Introduction: Intravenous immunoglobulin (IVIG) and plasma exchanges (PLEX) are the standard therapy for Guillain-Barré syndrome (GBS) patients. Objectives/Aims: The aim of the study was to compare ICU outcome of mechanically ventilated (MV) GBS patients treated with IVIG and PLEX. Methods: This prospective cohort study was conducted in the ICU of Department of Critical Care at National Institute of Neurosciences & Hospital, Dhaka, Bangladesh from January 2017 to December 2018 for a period of 1 year. All GBS patients under MV treated with either IVIG or plasma exchange were selected as study population who were divided into group A with IVIG (0.4 g/kg/day for 5 days) and group B with PLEX- 5 sessions for 10 days in every alternate day. The outcome variables were duration of MV, need for tracheostomy and duration of ICU stay. The follow up was done at 6 months. Results: Seventy-four patients (58 in group A and 16 in group B) were enrolled. The mean age was 30.31±15.47 years in Group A and 30.88±12.09 years in Group B, with a male predominance (78.4%).

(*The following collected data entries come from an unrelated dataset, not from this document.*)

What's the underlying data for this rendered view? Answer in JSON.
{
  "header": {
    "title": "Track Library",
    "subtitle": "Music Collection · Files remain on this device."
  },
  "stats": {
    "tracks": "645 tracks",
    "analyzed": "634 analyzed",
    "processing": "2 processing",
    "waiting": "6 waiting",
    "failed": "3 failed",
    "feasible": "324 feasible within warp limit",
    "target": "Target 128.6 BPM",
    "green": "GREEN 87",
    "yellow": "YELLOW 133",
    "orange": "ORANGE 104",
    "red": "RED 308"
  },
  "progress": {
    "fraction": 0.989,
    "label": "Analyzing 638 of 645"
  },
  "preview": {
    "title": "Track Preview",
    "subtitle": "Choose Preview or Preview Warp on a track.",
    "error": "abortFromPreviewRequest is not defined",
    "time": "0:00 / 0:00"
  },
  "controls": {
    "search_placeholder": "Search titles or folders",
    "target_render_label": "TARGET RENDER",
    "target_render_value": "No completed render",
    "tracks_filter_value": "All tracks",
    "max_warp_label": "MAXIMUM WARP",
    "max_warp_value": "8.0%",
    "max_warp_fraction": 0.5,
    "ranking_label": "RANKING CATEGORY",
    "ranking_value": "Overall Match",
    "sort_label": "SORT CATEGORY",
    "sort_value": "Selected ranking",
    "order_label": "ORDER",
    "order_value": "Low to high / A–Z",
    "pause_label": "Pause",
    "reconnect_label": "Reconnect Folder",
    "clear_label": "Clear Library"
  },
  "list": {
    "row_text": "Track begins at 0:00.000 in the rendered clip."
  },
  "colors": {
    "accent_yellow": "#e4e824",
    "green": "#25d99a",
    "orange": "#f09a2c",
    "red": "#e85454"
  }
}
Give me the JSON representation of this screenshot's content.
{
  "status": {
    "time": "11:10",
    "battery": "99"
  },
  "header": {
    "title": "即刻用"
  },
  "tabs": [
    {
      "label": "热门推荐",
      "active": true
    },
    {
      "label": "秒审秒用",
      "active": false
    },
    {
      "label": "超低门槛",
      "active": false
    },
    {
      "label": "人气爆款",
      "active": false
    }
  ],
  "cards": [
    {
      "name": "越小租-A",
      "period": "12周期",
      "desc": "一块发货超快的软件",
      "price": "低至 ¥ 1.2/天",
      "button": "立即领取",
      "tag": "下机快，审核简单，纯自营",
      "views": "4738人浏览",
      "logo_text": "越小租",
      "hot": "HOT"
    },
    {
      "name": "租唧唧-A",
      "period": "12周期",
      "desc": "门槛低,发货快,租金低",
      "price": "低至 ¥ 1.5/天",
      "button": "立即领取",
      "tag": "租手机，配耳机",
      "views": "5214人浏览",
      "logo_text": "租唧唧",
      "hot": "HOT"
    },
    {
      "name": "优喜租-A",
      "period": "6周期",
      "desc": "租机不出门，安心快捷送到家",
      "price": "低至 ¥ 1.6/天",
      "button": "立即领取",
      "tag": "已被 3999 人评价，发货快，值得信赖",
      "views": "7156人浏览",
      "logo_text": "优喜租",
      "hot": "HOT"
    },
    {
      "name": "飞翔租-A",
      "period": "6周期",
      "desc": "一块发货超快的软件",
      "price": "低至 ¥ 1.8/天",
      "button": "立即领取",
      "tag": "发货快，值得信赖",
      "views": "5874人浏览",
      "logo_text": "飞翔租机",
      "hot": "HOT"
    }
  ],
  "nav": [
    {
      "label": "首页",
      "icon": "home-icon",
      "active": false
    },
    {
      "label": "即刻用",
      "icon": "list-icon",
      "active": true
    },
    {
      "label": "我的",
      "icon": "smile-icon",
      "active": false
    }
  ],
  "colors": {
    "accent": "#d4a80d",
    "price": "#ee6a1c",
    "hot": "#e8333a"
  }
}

Electrophysiological study reavled acute inflammatory demyelinating polyradiculoneuropathy (AIDP) in 19 (25.7%) patients, acute motor axonal neuropathy (AMAN) in 46 (62.2%) patients, acute motor-sensory axonal neuropathy (AMSAN) was 3 (4.1%). The mean length of ICU stay was 23.66±19.18 days and 60.12 ±38.79 days in Group A and Group respectively (p = 0.02). The mean duration of MV was 21.12±16.55 days and 51.12 ±35.31 days in Group A and Group respectively (P=.04) and the need for tracheostomy (p=.001) was less in Group A than Group B. Conclusion: This study revealed a significant difference for the duration of MV and ICU stay in IVIG group compared to PLEX.